Когда мы приезжаем на Владимирскую, клуб "Достоевский" уже закрывается. Вернее, оттуда уже выгоняют. Не понятно, почему так рано. Нас, естественно, не пускают. Да и сам клуб выглядит не очень серьезно. А девки хотят жрать. Совсем, видно, оголодали на своих учительских зарплатах!
– Я знаю здесь хорошее круглосуточное заведение на Пяти Углах, блинную. Это недалеко. "У тещи на блинах" называется. Давайте туда пойдем! – предлагает та, которую зовут Светкой. Это она предложила поехать в "Достоевский". Она вообще постоянно что-нибудь предлагает.
Нам с Гадаски тоже хочется есть, и мы все вместе направляемся по Загородному проспекту в сторону блинной в компании разнузданных училок. Хорошо! Весело! Бегаем, прыгаем, беремся за руки, хохочем, друг за другом гоняемся. Уф!
"У тещи на блинах" довольно чисто. Дизайн в стиле – a la russe. Решаем есть мясное рагу в глиняных горшочках. Горшочки, запечатанные сверху печеным тестом, стоят горячие на печи и привлекательно выглядят.

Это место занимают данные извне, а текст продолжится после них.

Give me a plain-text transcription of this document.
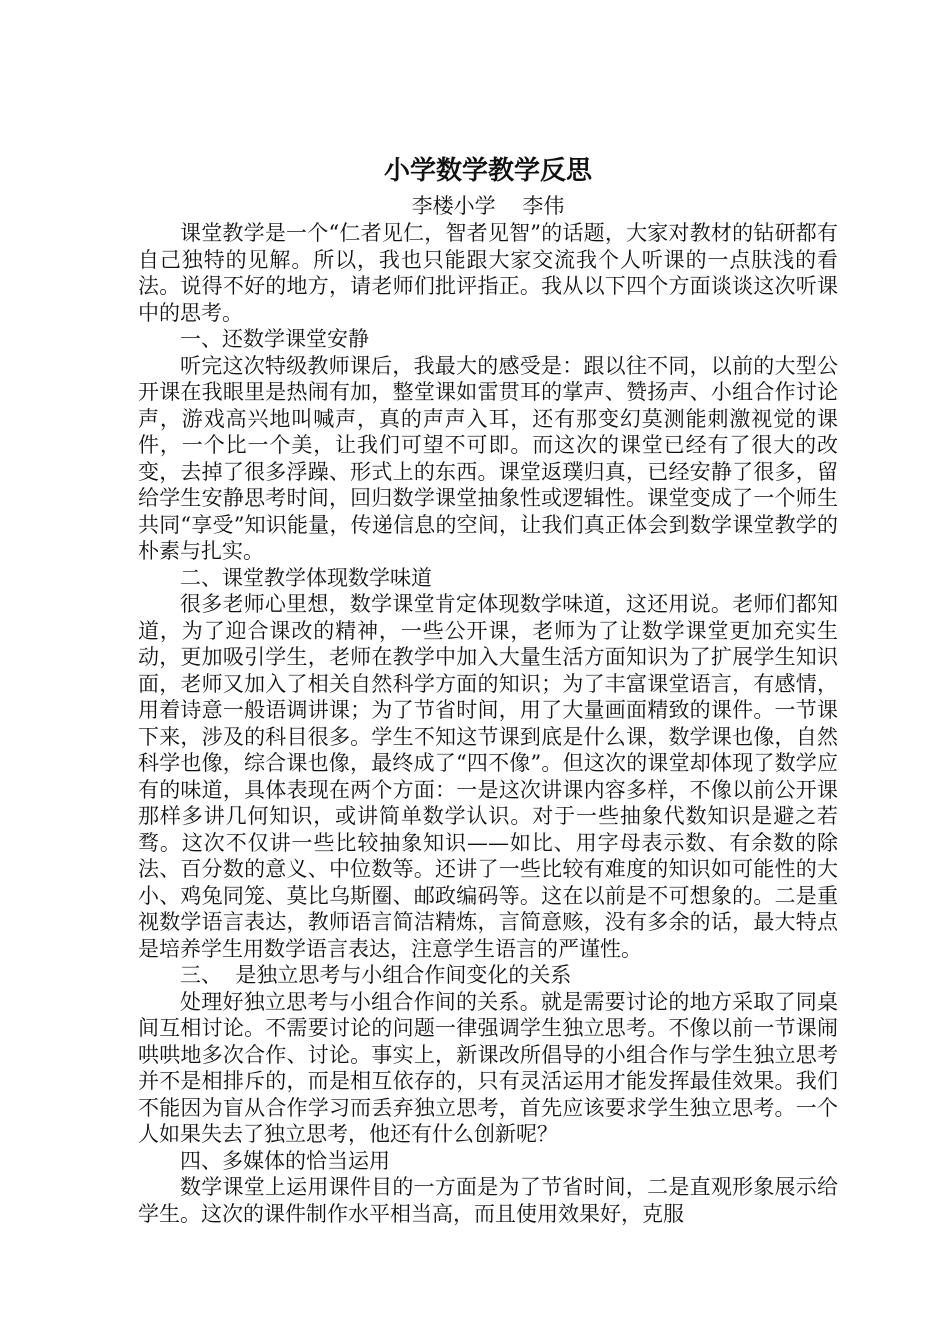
小学数学教学反思

李楼小学    李伟

课堂教学是一个“仁者见仁，智者见智”的话题，大家对教材的钻研都有自己独特的见解。所以，我也只能跟大家交流我个人听课的一点肤浅的看法。说得不好的地方，请老师们批评指正。我从以下四个方面谈谈这次听课中的思考。

一、还数学课堂安静

听完这次特级教师课后，我最大的感受是：跟以往不同，以前的大型公开课在我眼里是热闹有加，整堂课如雷贯耳的掌声、赞扬声、小组合作讨论声，游戏高兴地叫喊声，真的声声入耳，还有那变幻莫测能刺激视觉的课件，一个比一个美，让我们可望不可即。而这次的课堂已经有了很大的改变，去掉了很多浮躁、形式上的东西。课堂返璞归真，已经安静了很多，留给学生安静思考时间，回归数学课堂抽象性或逻辑性。课堂变成了一个师生共同“享受”知识能量，传递信息的空间，让我们真正体会到数学课堂教学的朴素与扎实。

二、课堂教学体现数学味道

很多老师心里想，数学课堂肯定体现数学味道，这还用说。老师们都知道，为了迎合课改的精神，一些公开课，老师为了让数学课堂更加充实生动，更加吸引学生，老师在教学中加入大量生活方面知识为了扩展学生知识面，老师又加入了相关自然科学方面的知识；为了丰富课堂语言，有感情，用着诗意一般语调讲课；为了节省时间，用了大量画面精致的课件。一节课下来，涉及的科目很多。学生不知这节课到底是什么课，数学课也像，自然科学也像，综合课也像，最终成了“四不像”。但这次的课堂却体现了数学应有的味道，具体表现在两个方面：一是这次讲课内容多样，不像以前公开课那样多讲几何知识，或讲简单数学认识。对于一些抽象代数知识是避之若骛。这次不仅讲一些比较抽象知识——如比、用字母表示数、有余数的除法、百分数的意义、中位数等。还讲了一些比较有难度的知识如可能性的大小、鸡兔同笼、莫比乌斯圈、邮政编码等。这在以前是不可想象的。二是重视数学语言表达，教师语言简洁精炼，言简意赅，没有多余的话，最大特点是培养学生用数学语言表达，注意学生语言的严谨性。

三、  是独立思考与小组合作间变化的关系

处理好独立思考与小组合作间的关系。就是需要讨论的地方采取了同桌间互相讨论。不需要讨论的问题一律强调学生独立思考。不像以前一节课闹哄哄地多次合作、讨论。事实上，新课改所倡导的小组合作与学生独立思考并不是相排斥的，而是相互依存的，只有灵活运用才能发挥最佳效果。我们不能因为盲从合作学习而丢弃独立思考，首先应该要求学生独立思考。一个人如果失去了独立思考，他还有什么创新呢？

四、多媒体的恰当运用

数学课堂上运用课件目的一方面是为了节省时间，二是直观形象展示给学生。这次的课件制作水平相当高，而且使用效果好，克服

Берем себе по горшочку и по пиву и начинаем есть. Рагу неплохое. Есть можно. Все хвалят. Одна только Светка не хвалит, она морщится, но ест. Только в самом конце, когда все почти уже съедено, она не выдерживает и говорит:
– У меня рагу какое-то плохое, вонючее.
Я нюхаю ее горшок и действительно – там внутри все протухло. Видно горшки по мере убывания подставляют, тогда старые и новые вместе стоят, и не различишь, какой из них свежий, а какой – нет. Светке не повезло – ее горшок, очевидно, уже пару недель так простоял и протух. Но зачем же она тогда все это ела?
– Беги скорей в туалет, дура! – кричу я ей.
Она вскакивает, начинает бежать в сторону туалета, но уже через пару шагов, видно, не в силах больше сдержать "души прекрасные порывы", начинает рыгать тещиным рагу прямо перед собой. Я отворачиваюсь. Подружки бросаются к Светке на помощь. К столику подскакивает сотрудница кафе, нюхает горшочек, извиняется и предлагает принести новую порцию.
– Не надо! – говорю я. – Даже если в этот раз ей и попадется свежий горшок, что, как вы сами понимаете, не факт, она все равно есть это больше не будет!
– Пойдем отсюда, – резко бросает Гадаски.
– Да, да, пойдем…
Глава 7. ПЕРВАЯ ЛЮБОВЬ ГАДАСКИ. СТРАШНАЯ ТАЙНА.
– Давай не будем брать мотор, а прогуляемся по ночному городу, – предлагаю я. – Это займет минут тридцать-сорок, не больше. Нам все прямо и прямо, а потом направо.
Мы идем по Загородному проспекту мимо дома, в котором до эмиграции жил Гадаски со своей тогдашней подружкой – дочкой профессора Ленинградского института железнодорожного транспорта Леночкой Краковской. Гадаски и Леночка учились в институте, в котором преподавал ее папа, правда, Гадаски потом выгнали за неуспеваемость, а Леночка благополучно доучилась там до конца.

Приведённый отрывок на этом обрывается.